Monday, January 28, 2008

Rough Drafting It

I'm doing things a little in reverse again tonight. Doing so somehow ends up being a lot more productive, which certainly goes against some financial advice I once read: "Focus on your long term goals then work with what's left over [which includes bills and leisure]." I think the rationale behind is that people make do with what they have and adjust to their situation, so that's what they'll do with their finances.

Time management, though, I think works a little different. Depending on the situation, addressing the small things first then moving onto the bigger projects can work better. Then there's situations like at my work, where flipping back and forth between big and small projects can provide a nice balance.
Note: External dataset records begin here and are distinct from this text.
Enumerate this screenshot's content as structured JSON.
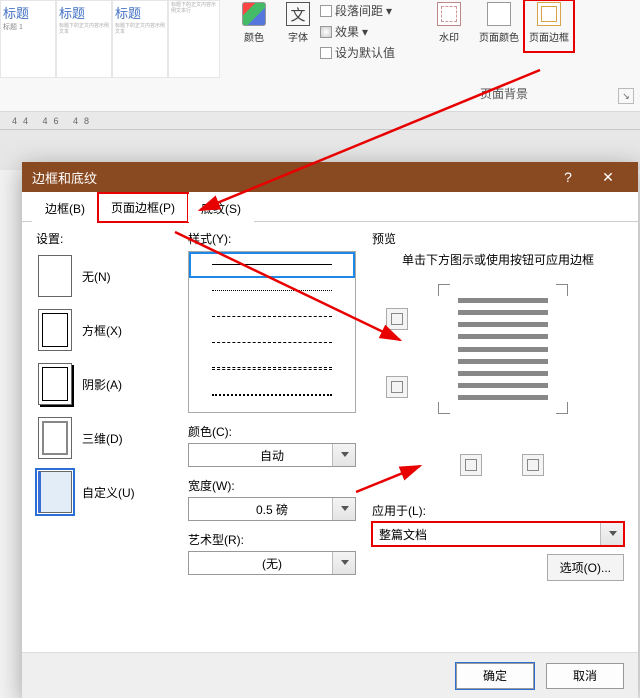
{
  "ribbon": {
    "styles": [
      {
        "heading": "标题",
        "sub": "标题 1"
      },
      {
        "heading": "标题",
        "sub": ""
      },
      {
        "heading": "标题",
        "sub": ""
      },
      {
        "heading": "",
        "sub": ""
      }
    ],
    "color_label": "颜色",
    "font_label": "字体",
    "font_glyph": "文",
    "line_spacing": "段落间距",
    "effects": "效果",
    "set_default": "设为默认值",
    "watermark": "水印",
    "page_color": "页面颜色",
    "page_border": "页面边框",
    "page_bg_group": "页面背景"
  },
  "ruler": "44 46 48",
  "dialog": {
    "title": "边框和底纹",
    "help_glyph": "?",
    "close_glyph": "✕",
    "tabs": {
      "border": "边框(B)",
      "page_border": "页面边框(P)",
      "shading": "底纹(S)"
    },
    "setting_label": "设置:",
    "settings": [
      {
        "key": "none",
        "label": "无(N)"
      },
      {
        "key": "box",
        "label": "方框(X)"
      },
      {
        "key": "shadow",
        "label": "阴影(A)"
      },
      {
        "key": "3d",
        "label": "三维(D)"
      },
      {
        "key": "custom",
        "label": "自定义(U)"
      }
    ],
    "style_label": "样式(Y):",
    "color_label": "颜色(C):",
    "color_value": "自动",
    "width_label": "宽度(W):",
    "width_value": "0.5 磅",
    "art_label": "艺术型(R):",
    "art_value": "(无)",
    "preview_label": "预览",
    "preview_hint": "单击下方图示或使用按钮可应用边框",
    "apply_label": "应用于(L):",
    "apply_value": "整篇文档",
    "options_btn": "选项(O)...",
    "ok": "确定",
    "cancel": "取消"
  }
}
The small projects provide a sense of accomplishment while the big ones break up the repetition (at least, I like to think so).

But now that I've got a bunch of chores done and have, ideally, two hours until I hit the sack, I plan on writing pretty badly. Yes, I mean it, I'll write some crapping and be BSing my novel as bad as a college student writing a term paper the night before it's done. As much as I hate to do it, it has to be done.
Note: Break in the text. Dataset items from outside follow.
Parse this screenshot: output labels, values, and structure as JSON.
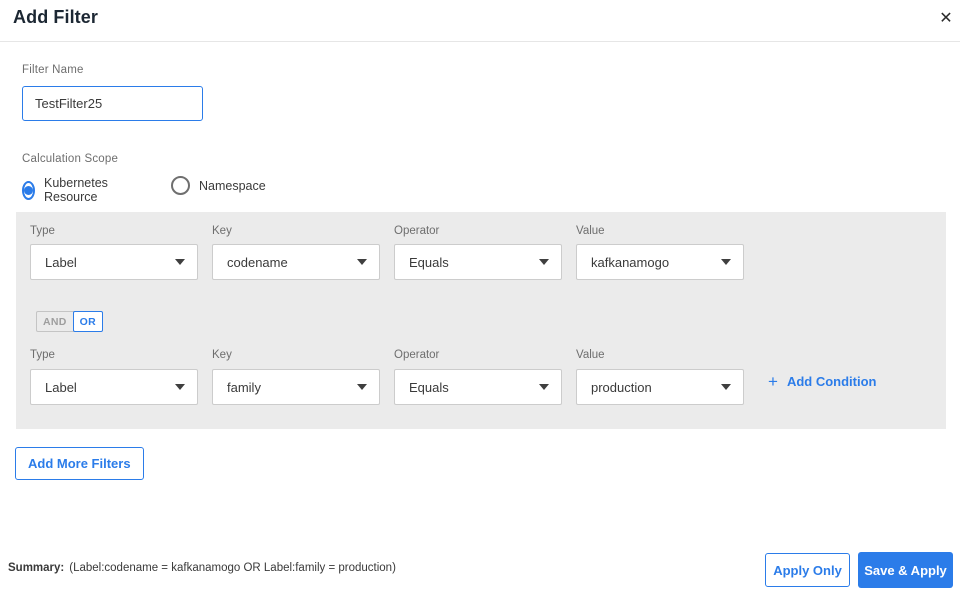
{
  "header": {
    "title": "Add Filter",
    "close_icon": "✕"
  },
  "filter_name": {
    "label": "Filter Name",
    "value": "TestFilter25"
  },
  "calculation_scope": {
    "label": "Calculation Scope",
    "options": [
      {
        "label": "Kubernetes Resource",
        "selected": true
      },
      {
        "label": "Namespace",
        "selected": false
      }
    ]
  },
  "conditions": {
    "columns": {
      "type": "Type",
      "key": "Key",
      "operator": "Operator",
      "value": "Value"
    },
    "rows": [
      {
        "type": "Label",
        "key": "codename",
        "operator": "Equals",
        "value": "kafkanamogo"
      },
      {
        "type": "Label",
        "key": "family",
        "operator": "Equals",
        "value": "production"
      }
    ],
    "logic_toggle": {
      "and_label": "AND",
      "or_label": "OR",
      "selected": "OR"
    },
    "add_condition": {
      "plus_icon": "+",
      "label": "Add Condition"
    }
  },
  "buttons": {
    "add_more_filters": "Add More Filters",
    "apply_only": "Apply Only",
    "save_apply": "Save & Apply"
  },
  "footer": {
    "summary_label": "Summary:",
    "summary_text": "(Label:codename = kafkanamogo OR Label:family = production)"
  },
  "colors": {
    "accent_blue": "#2b7ce9",
    "panel_bg": "#ebebeb",
    "title_text": "#1c2733",
    "body_text": "#3a3a3a",
    "muted_label": "#6e6e6e"
  }
}
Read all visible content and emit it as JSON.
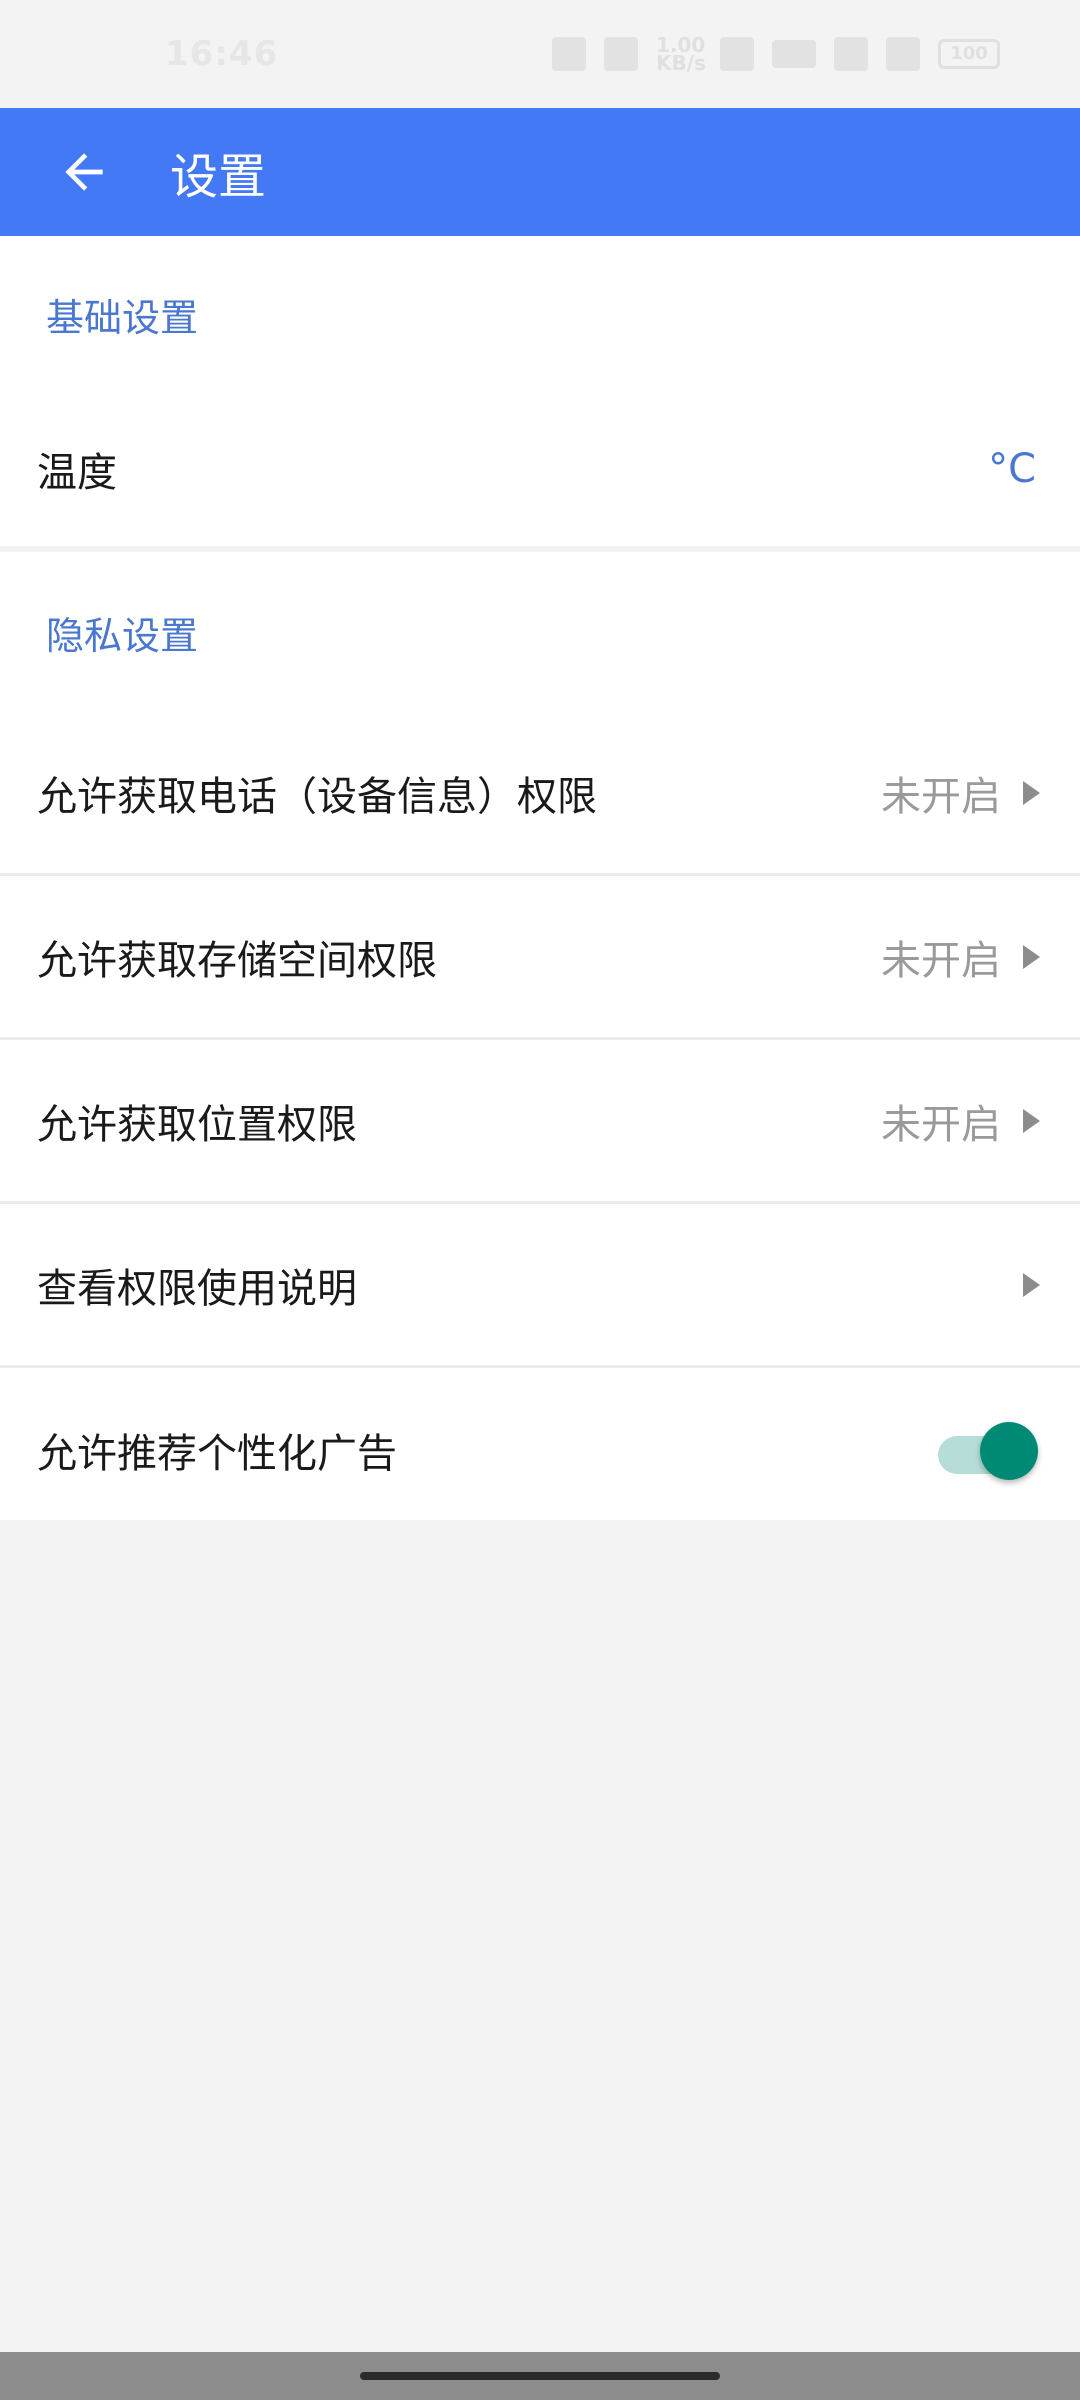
{
  "status_bar": {
    "time": "16:46",
    "net_speed": "1.00 KB/s",
    "battery": "100"
  },
  "app_bar": {
    "title": "设置"
  },
  "sections": {
    "basic": {
      "header": "基础设置",
      "temperature": {
        "label": "温度",
        "value": "°C"
      }
    },
    "privacy": {
      "header": "隐私设置",
      "items": [
        {
          "label": "允许获取电话（设备信息）权限",
          "value": "未开启"
        },
        {
          "label": "允许获取存储空间权限",
          "value": "未开启"
        },
        {
          "label": "允许获取位置权限",
          "value": "未开启"
        },
        {
          "label": "查看权限使用说明",
          "value": ""
        },
        {
          "label": "允许推荐个性化广告",
          "toggle_on": true
        }
      ]
    }
  },
  "colors": {
    "app_bar": "#4479f5",
    "section_header": "#4a77d1",
    "toggle_thumb": "#008a76",
    "toggle_track": "#b6ddd7"
  },
  "icons": {
    "back": "arrow-left-icon",
    "chevron": "chevron-right-icon"
  }
}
Oddly enough, the situation kind of excites me. It makes me feel kind of like a professional writer, even if I haven't published anything in a long long time. . .and not in any publication worth its weight in copper.
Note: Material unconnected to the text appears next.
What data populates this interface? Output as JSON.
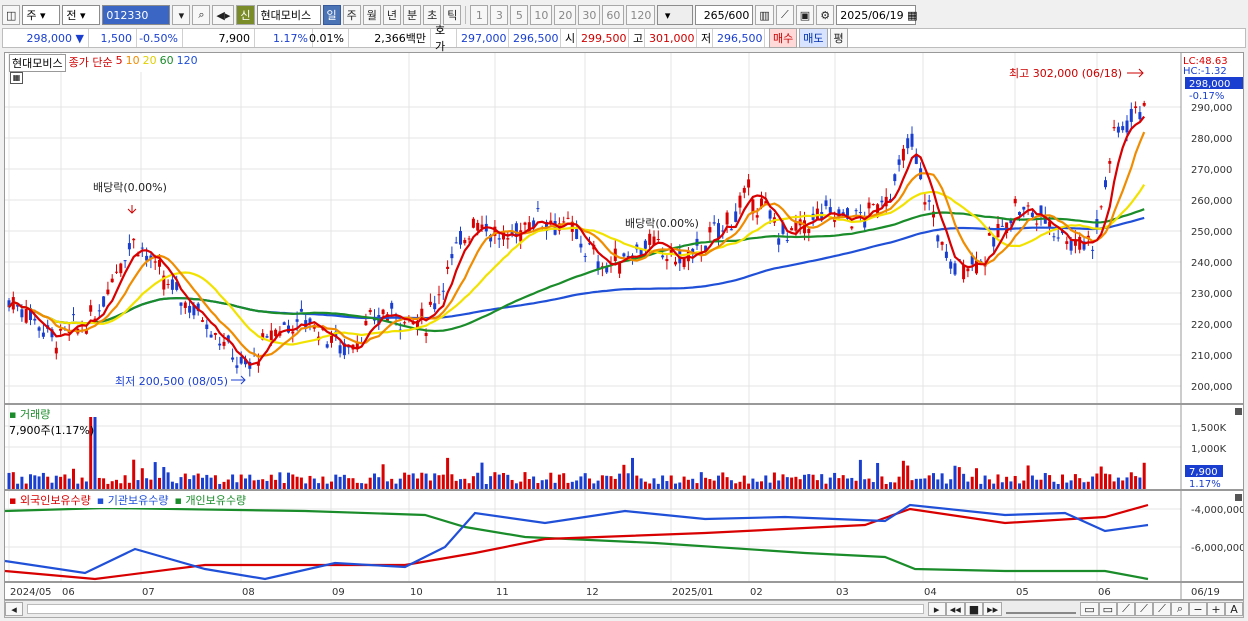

In the end, simply put, what separates the successful, professional writer from the amateur who doesn't get anywhere is that successful one will force themselves to sit down and slug out a certain volume of work or work for a certain amount of time because it needs to get done.

The amateur on the other hand, will generally just work whenever they feel inspired or not force themselves to work it. Sure, there's always exceptions, but that's someone with more talent than any one person should have. Most people, even most successful writers don't have that kind of talent. They, like me, will write crap then make it nice, pretty, worthwhile and good to read through numerous rewrites that feel like they take forever to do.

Writing isn't so much so much in the writing, it's in the rewriting and revising. I don't know who said that, but it's a wise saying.

At least, I like to tell myself all the above. Maybe when I become successful, I'll say something else.